Selajutnya, kami dibagi perkelompok untuk berkeliling dan bertanya terkait
seluk beluk SMA SPI ini kepada salah satu siswa yang bertugas sebagai tour guide dalam memandu kami disana. Informasi
yang kami dapatkan dari siswa-siswi disana yakni sebuah wawasan baru mengenai
SMA SPI yang merupakan salah satu sekolah swasta di Indonesia yang
berlokasi di Jalan Pandanrejo No 1 Bumiaji, Batu, Jawa Timur merupakan SMA
berasrama (Boarding school) dengan murid dari seluruh Indonesia yang beraneka
ragam baik agama maupun suku menjadikan SMA Selamat Pagi Indonesia menjadi unik
dan kompleks. SMA Selamat Pagi Indonesia merupakan SMA gratis dimana seluruh
biaya hidup dan biaya pendidikan ditanggung sepenuhnya oleh Yayasan dan
dilaksanakan oleh sekolah. SMA selamat pagi indonesia tidak menerima dan
meminta peserta didik atau wali murid mengeluarkan biaya apapun karena peserta
didik yang diterima di SMA Selamat Pagi Indonesia merupakan keluarga yatim
piatu atau tidak mampu yang memerlukan pendidikan di jenjang SMA.

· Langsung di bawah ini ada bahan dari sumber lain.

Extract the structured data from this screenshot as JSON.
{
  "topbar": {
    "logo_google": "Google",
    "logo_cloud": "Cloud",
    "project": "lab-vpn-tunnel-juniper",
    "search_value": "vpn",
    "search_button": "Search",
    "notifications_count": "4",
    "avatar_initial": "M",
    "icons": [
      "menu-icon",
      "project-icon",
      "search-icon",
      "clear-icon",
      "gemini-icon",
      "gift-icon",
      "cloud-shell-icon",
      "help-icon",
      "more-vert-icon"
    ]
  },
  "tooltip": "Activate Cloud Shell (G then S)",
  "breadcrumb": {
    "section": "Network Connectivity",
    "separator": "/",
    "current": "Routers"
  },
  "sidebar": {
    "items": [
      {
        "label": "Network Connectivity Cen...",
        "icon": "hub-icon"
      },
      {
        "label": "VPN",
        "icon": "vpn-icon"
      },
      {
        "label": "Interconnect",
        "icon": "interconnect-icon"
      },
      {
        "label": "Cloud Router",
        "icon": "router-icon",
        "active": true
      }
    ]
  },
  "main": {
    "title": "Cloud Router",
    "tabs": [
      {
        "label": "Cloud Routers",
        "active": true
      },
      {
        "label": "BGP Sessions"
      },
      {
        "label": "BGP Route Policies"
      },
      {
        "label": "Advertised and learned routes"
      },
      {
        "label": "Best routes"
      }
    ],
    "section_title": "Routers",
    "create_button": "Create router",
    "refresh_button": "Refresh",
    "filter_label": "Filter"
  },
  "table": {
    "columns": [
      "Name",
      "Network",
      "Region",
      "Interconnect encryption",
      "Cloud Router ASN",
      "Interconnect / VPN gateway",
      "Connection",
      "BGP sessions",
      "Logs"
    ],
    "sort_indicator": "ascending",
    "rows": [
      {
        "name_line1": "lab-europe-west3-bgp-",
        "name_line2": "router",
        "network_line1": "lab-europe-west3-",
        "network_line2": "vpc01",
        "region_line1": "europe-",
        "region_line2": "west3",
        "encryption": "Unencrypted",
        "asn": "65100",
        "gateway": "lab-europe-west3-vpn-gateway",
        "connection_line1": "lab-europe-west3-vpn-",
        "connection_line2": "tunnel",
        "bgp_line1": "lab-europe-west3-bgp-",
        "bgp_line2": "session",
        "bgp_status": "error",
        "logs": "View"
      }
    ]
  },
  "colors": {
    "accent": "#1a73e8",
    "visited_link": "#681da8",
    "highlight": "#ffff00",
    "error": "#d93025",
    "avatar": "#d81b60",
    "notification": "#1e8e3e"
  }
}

kampoeng kids di SMA SPI |
SMA
Selamat Pagi Indonesia merupakan satu-satunya SMA di kota Batu yang menerapkan
muatan lokal entrepreneurship lengkap dengan laboratoriumnya dengan nama Kampoeng Succezz. Kampoeng Succezz didirikan sebagai sarana belajar secara langsung
dalam menerapkan teori-teori yang didapatkan dikelas. Sehingga peserta didik
dapat mengalami dengan nyata dan menjadi kebiasaan (habit). Muatan lokal ini
dilaksanakan untuk mendukung program pemerintah kota Batu yang akan
menjadikan kota batu sebagai kota wisata pendidikan. Program entrepreneurship
yang dikembangkan oleh SMA Selamat Pagi Indonesia dilaksanakan sebagai sarana
untuk memacu kemampuan life skill
peserta didik sehingga nanti lulusannya mampu bersaing di era global. Selain Kampoeng Succezz, baru-baru ini SMA SPI
juga mempunyai Kampoeng Kids yang
disediakan sebagai wahana rekreasi dan pengetahuan bagi anak-anak yang ingin
berkunjung kesana.
Informasi
menarik lainnya yang kami dapatkan dari siswa-siswi disini adalah fakta bahwa
di sekolah ini pembelajaran secara teori hanya dilakukan dalam persentase
sebesar 20% dengan menggunakan kurikulum 2013 sama seperti sekolah pada
umumnya, sementara 80% sisanya untuk kegiatan praktek kewirausahaan. Dalam
kegiatan kewirausahaan itu sendiri, siswa-siswi disini dibagi menjadi beberapa
divisi. Divisi tersebut antara lain, Divisi Kitchen dan Restaurant, Divisi
Engineering, Divisi Food
Production, Divisi MY5 Store, Divisi Tour And Travel, Divisi Marketing, Divisi Show, dan Divisi
Hotel.
kegiatan outbond di SMA SPI |
menikmati suasana di Jatim Park 3 |
Pada
hari Kamis 16 Januari 2020 kisaran pukul 04.00 pagi saya dan rombongan KKL tiba
di Yogyakarta dalam keadaan sehat dan siap untuk menjalani rutinitas seperti
biasanya.
Terimakasih untuk pengalaman dan
perjalanan KKL yang menyenangkan ini…
See youu next time..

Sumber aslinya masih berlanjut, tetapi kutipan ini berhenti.